Various sources tell me that blue passports will be available in the Uk from next month. Well, really available is not the right word. That makes it sound as though it’s optional. I quite like the idea of a choice of colours for your passport. I rather fancy a purple one myself. Oddly enough all the pictures of the blue passports show a bright blue, almost what my paintbox called royal blue, and yet all the old pre-EU passports that I have collected in a desk drawer (yes, I am that kind of hoarder!) are a dark navy blue. I think the nationalist freaks have short memories. I am really quite glad that my passport will not need to be renewed until 2016. The whole situation might be different by then.
Oh, and the blue passports will be made in Poland! We’ve taken back control! Evidently!
We wondered as we went through passport control at Porto airport on Friday, for the first time since we officially left the EU, if the electronic system would still work for us. Really there should be no problem as we are still going through the transition period. It worked fine for me but Phil had to go back to one of the manned gates. This has happened several times before. It must be the way he presents his passport to the machine.
It seems to me, from what I have heard and read about, that EU citizens going through passport control into the UK are having more problems than those of us going he other way. Over-zealous officials are stopping people and asking them why they are visiting the UK. It makes me quite ashamed to be British.
So does the rise in the number of cases I hear about of people being challenged on public transport, for instance, for speaking a language other than English. I wonder what language the challengers use when they holiday in Spain!

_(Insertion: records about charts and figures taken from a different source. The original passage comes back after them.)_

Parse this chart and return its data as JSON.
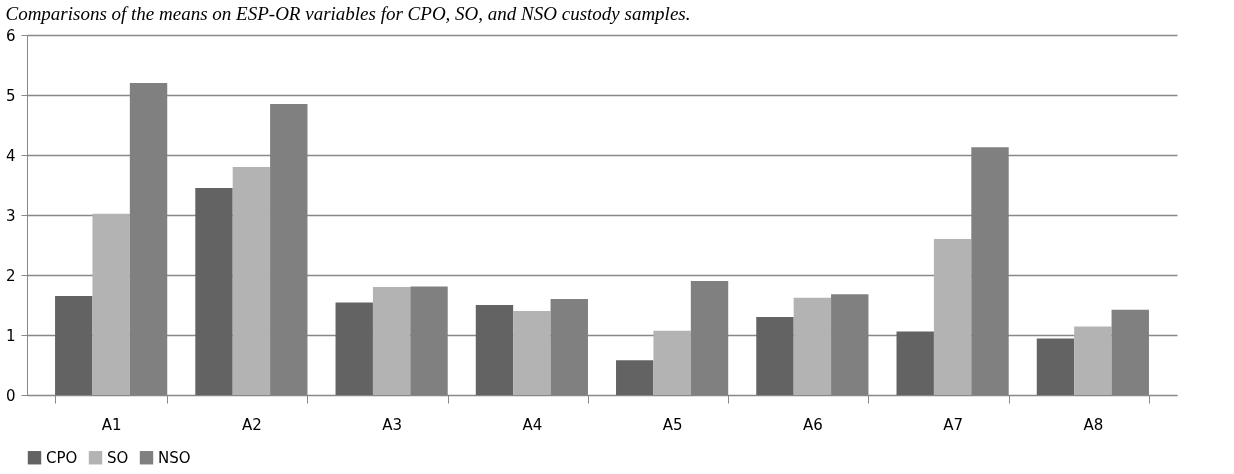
{
  "chart_data": {
    "type": "bar",
    "title": "Comparisons of the means on ESP-OR variables for CPO, SO, and NSO custody samples.",
    "categories": [
      "A1",
      "A2",
      "A3",
      "A4",
      "A5",
      "A6",
      "A7",
      "A8"
    ],
    "series": [
      {
        "name": "CPO",
        "color": "#636363",
        "values": [
          1.65,
          3.45,
          1.54,
          1.5,
          0.58,
          1.3,
          1.06,
          0.94
        ]
      },
      {
        "name": "SO",
        "color": "#b3b3b3",
        "values": [
          3.02,
          3.8,
          1.8,
          1.4,
          1.07,
          1.62,
          2.6,
          1.14
        ]
      },
      {
        "name": "NSO",
        "color": "#808080",
        "values": [
          5.2,
          4.85,
          1.81,
          1.6,
          1.9,
          1.68,
          4.13,
          1.42
        ]
      }
    ],
    "ylim": [
      0,
      6
    ],
    "yticks": [
      0,
      1,
      2,
      3,
      4,
      5,
      6
    ],
    "grid": "y",
    "legend": "bottom"
  }
}
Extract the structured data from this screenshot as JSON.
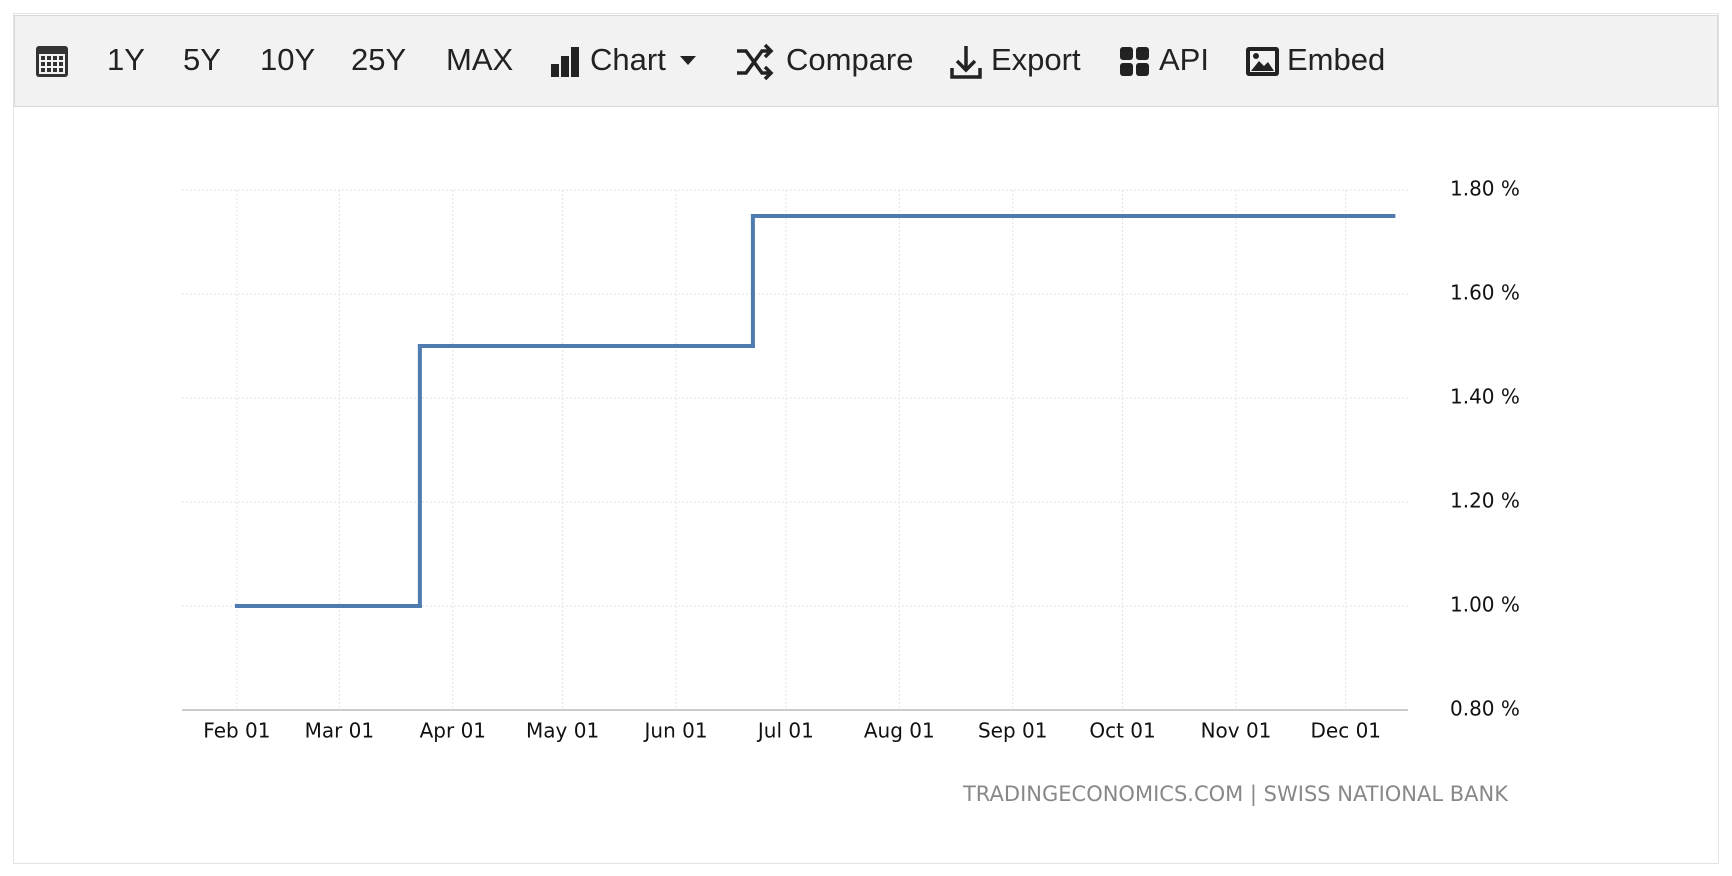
{
  "toolbar": {
    "buttons": [
      "1Y",
      "5Y",
      "10Y",
      "25Y",
      "MAX",
      "Chart",
      "Compare",
      "Export",
      "API",
      "Embed"
    ]
  },
  "chart_data": {
    "type": "line",
    "step": true,
    "x": [
      "Feb 01",
      "Mar 23",
      "Jun 22",
      "Dec 14"
    ],
    "series": [
      {
        "color": "#4f7cb0",
        "values": [
          1.0,
          1.5,
          1.75,
          1.75
        ]
      }
    ],
    "xlim": [
      "Jan 17",
      "Dec 18"
    ],
    "xticks": [
      "Feb 01",
      "Mar 01",
      "Apr 01",
      "May 01",
      "Jun 01",
      "Jul 01",
      "Aug 01",
      "Sep 01",
      "Oct 01",
      "Nov 01",
      "Dec 01"
    ],
    "ylim": [
      0.8,
      1.8
    ],
    "yticks": [
      {
        "value": 0.8,
        "label": "0.80 %"
      },
      {
        "value": 1.0,
        "label": "1.00 %"
      },
      {
        "value": 1.2,
        "label": "1.20 %"
      },
      {
        "value": 1.4,
        "label": "1.40 %"
      },
      {
        "value": 1.6,
        "label": "1.60 %"
      },
      {
        "value": 1.8,
        "label": "1.80 %"
      }
    ],
    "grid": true,
    "source": "TRADINGECONOMICS.COM | SWISS NATIONAL BANK"
  }
}
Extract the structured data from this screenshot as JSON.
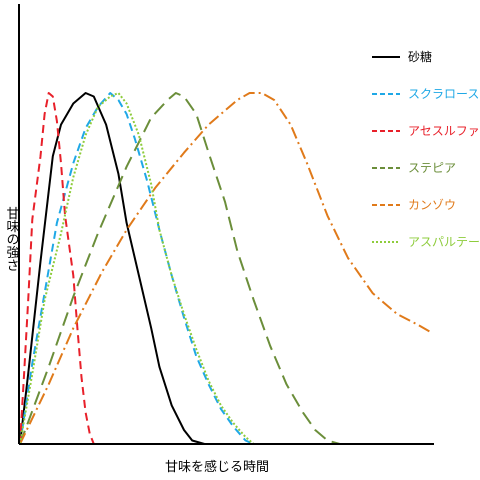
{
  "chart_data": {
    "type": "line",
    "xlabel": "甘味を感じる時間",
    "ylabel": "甘味の強さ",
    "xlim": [
      0,
      100
    ],
    "ylim": [
      0,
      100
    ],
    "grid": false,
    "legend_position": "top-right",
    "series": [
      {
        "name": "砂糖",
        "color": "#000000",
        "dash": "solid",
        "x": [
          0,
          2,
          5,
          8,
          10,
          13,
          16,
          18,
          21,
          24,
          26,
          29,
          32,
          34,
          37,
          40,
          42,
          45
        ],
        "y": [
          0,
          20,
          52,
          82,
          91,
          97,
          100,
          99,
          91,
          77,
          63,
          48,
          33,
          22,
          11,
          4,
          1,
          0
        ]
      },
      {
        "name": "スクラロース",
        "color": "#1fa8e6",
        "dash": "dash",
        "x": [
          0,
          3,
          6,
          9,
          13,
          16,
          19,
          22,
          24,
          26,
          28,
          31,
          34,
          37,
          40,
          43,
          46,
          49,
          52,
          55,
          57
        ],
        "y": [
          0,
          23,
          43,
          63,
          80,
          90,
          96,
          100,
          98,
          94,
          87,
          75,
          61,
          48,
          36,
          25,
          17,
          10,
          5,
          1,
          0
        ]
      },
      {
        "name": "アセスルファムK",
        "color": "#e8202a",
        "dash": "dash",
        "x": [
          0,
          1,
          2,
          3,
          5,
          6,
          7,
          8,
          9,
          10,
          11,
          13,
          14,
          15,
          16,
          17,
          18
        ],
        "y": [
          0,
          20,
          41,
          64,
          82,
          94,
          100,
          99,
          92,
          80,
          65,
          48,
          33,
          19,
          9,
          3,
          0
        ]
      },
      {
        "name": "ステピア",
        "color": "#6b8e3a",
        "dash": "longdash",
        "x": [
          0,
          7,
          13,
          19,
          26,
          32,
          36,
          38,
          40,
          43,
          46,
          50,
          53,
          57,
          61,
          65,
          69,
          72,
          75,
          78
        ],
        "y": [
          0,
          22,
          42,
          60,
          79,
          93,
          98,
          100,
          99,
          94,
          83,
          69,
          55,
          41,
          28,
          17,
          9,
          4,
          1,
          0
        ]
      },
      {
        "name": "カンゾウ",
        "color": "#e07a1a",
        "dash": "dashdot",
        "x": [
          0,
          7,
          13,
          20,
          26,
          33,
          40,
          46,
          53,
          56,
          59,
          62,
          66,
          70,
          75,
          80,
          86,
          92,
          97,
          100
        ],
        "y": [
          0,
          17,
          33,
          49,
          61,
          73,
          83,
          91,
          98,
          100,
          100,
          98,
          91,
          80,
          65,
          53,
          43,
          37,
          34,
          32
        ]
      },
      {
        "name": "アスパルテーム",
        "color": "#8ecc3c",
        "dash": "dot",
        "x": [
          0,
          3,
          6,
          10,
          13,
          16,
          19,
          22,
          24,
          26,
          29,
          32,
          34,
          37,
          40,
          43,
          46,
          49,
          52,
          55,
          57,
          58
        ],
        "y": [
          0,
          20,
          41,
          60,
          76,
          88,
          96,
          99,
          100,
          97,
          88,
          74,
          61,
          48,
          37,
          27,
          18,
          11,
          6,
          2,
          0,
          0
        ]
      }
    ]
  }
}
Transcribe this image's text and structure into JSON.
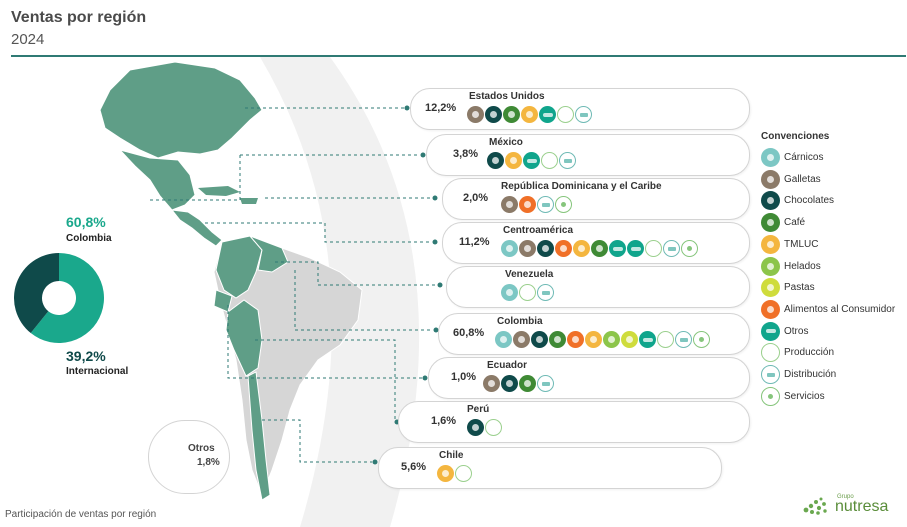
{
  "header": {
    "title": "Ventas por región",
    "year": "2024"
  },
  "donut": {
    "colombia": {
      "value": "60,8%",
      "label": "Colombia",
      "fraction": 0.608,
      "color": "#1aa88c"
    },
    "internacional": {
      "value": "39,2%",
      "label": "Internacional",
      "fraction": 0.392,
      "color": "#0f4a4a"
    }
  },
  "regions": [
    {
      "name": "Estados Unidos",
      "pct": "12,2%",
      "icons": [
        "galletas",
        "chocolates",
        "cafe",
        "tmluc",
        "otros",
        "produccion",
        "distribucion"
      ]
    },
    {
      "name": "México",
      "pct": "3,8%",
      "icons": [
        "chocolates",
        "tmluc",
        "otros",
        "produccion",
        "distribucion"
      ]
    },
    {
      "name": "República Dominicana y el Caribe",
      "pct": "2,0%",
      "icons": [
        "galletas",
        "alimentos",
        "distribucion",
        "servicios"
      ]
    },
    {
      "name": "Centroamérica",
      "pct": "11,2%",
      "icons": [
        "carnicos",
        "galletas",
        "chocolates",
        "alimentos",
        "tmluc",
        "cafe",
        "otros",
        "otros",
        "produccion",
        "distribucion",
        "servicios"
      ]
    },
    {
      "name": "Venezuela",
      "pct": "",
      "icons": [
        "carnicos",
        "produccion",
        "distribucion"
      ]
    },
    {
      "name": "Colombia",
      "pct": "60,8%",
      "icons": [
        "carnicos",
        "galletas",
        "chocolates",
        "cafe",
        "alimentos",
        "tmluc",
        "helados",
        "pastas",
        "otros",
        "produccion",
        "distribucion",
        "servicios"
      ]
    },
    {
      "name": "Ecuador",
      "pct": "1,0%",
      "icons": [
        "galletas",
        "chocolates",
        "cafe",
        "distribucion"
      ]
    },
    {
      "name": "Perú",
      "pct": "1,6%",
      "icons": [
        "chocolates",
        "produccion"
      ]
    },
    {
      "name": "Chile",
      "pct": "5,6%",
      "icons": [
        "tmluc",
        "produccion"
      ]
    }
  ],
  "otros": {
    "label": "Otros",
    "value": "1,8%"
  },
  "conventions": {
    "title": "Convenciones",
    "items": [
      {
        "key": "carnicos",
        "label": "Cárnicos"
      },
      {
        "key": "galletas",
        "label": "Galletas"
      },
      {
        "key": "chocolates",
        "label": "Chocolates"
      },
      {
        "key": "cafe",
        "label": "Café"
      },
      {
        "key": "tmluc",
        "label": "TMLUC"
      },
      {
        "key": "helados",
        "label": "Helados"
      },
      {
        "key": "pastas",
        "label": "Pastas"
      },
      {
        "key": "alimentos",
        "label": "Alimentos al Consumidor"
      },
      {
        "key": "otros",
        "label": "Otros"
      },
      {
        "key": "produccion",
        "label": "Producción"
      },
      {
        "key": "distribucion",
        "label": "Distribución"
      },
      {
        "key": "servicios",
        "label": "Servicios"
      }
    ]
  },
  "footer": {
    "caption": "Participación de ventas por región"
  },
  "logo": {
    "small": "Grupo",
    "brand": "nutresa"
  }
}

This morning, like yesterday morning, we woke to brilliant sunshine in Vigo, which is quite a relief. As I have watched weather maps over recent weeks the swirls of clouds seemed to cover Galicia as much as they did the northwest of England. Consequently running up the hill and round to the baker’s was quite a pleasant experience. Little seems to have changed here since our last visit. Various building projects along our street appear not to have made any progress at all. Maybe the builders don’t like working in the winter months.
We did not see the chatterbox lady on the bus to Vigo on Friday evening. So I have no idea which bus she caught to this fair city. She was definitely aiming for a bus as she loudly informed people that the bus took an hour to get to Vigo from Porto - it just seemed like two hours because of the time difference in Spain, she declared - which is a rather faster journey than we have ever done.
In the afternoon yesterday we walked to A Guía and admired the view from the chapel/lighthouse at the top. As we walked through Teis we saw a fair number of people in fancy dress. Our smallest granddaughter would have felt quite at home as she loves to dress up. Presumably some kind of “entroido” (carnival) event was going on somewhere. Teis, although part of greater Vigo, has a tendency to do its own thing as regards festivities. From the top,of A Guía we could hear what sounded like a procession of some sort but where it was taking place remains a mystery.
I do hope the chatterbox lady managed to see some festivities in the centre of town.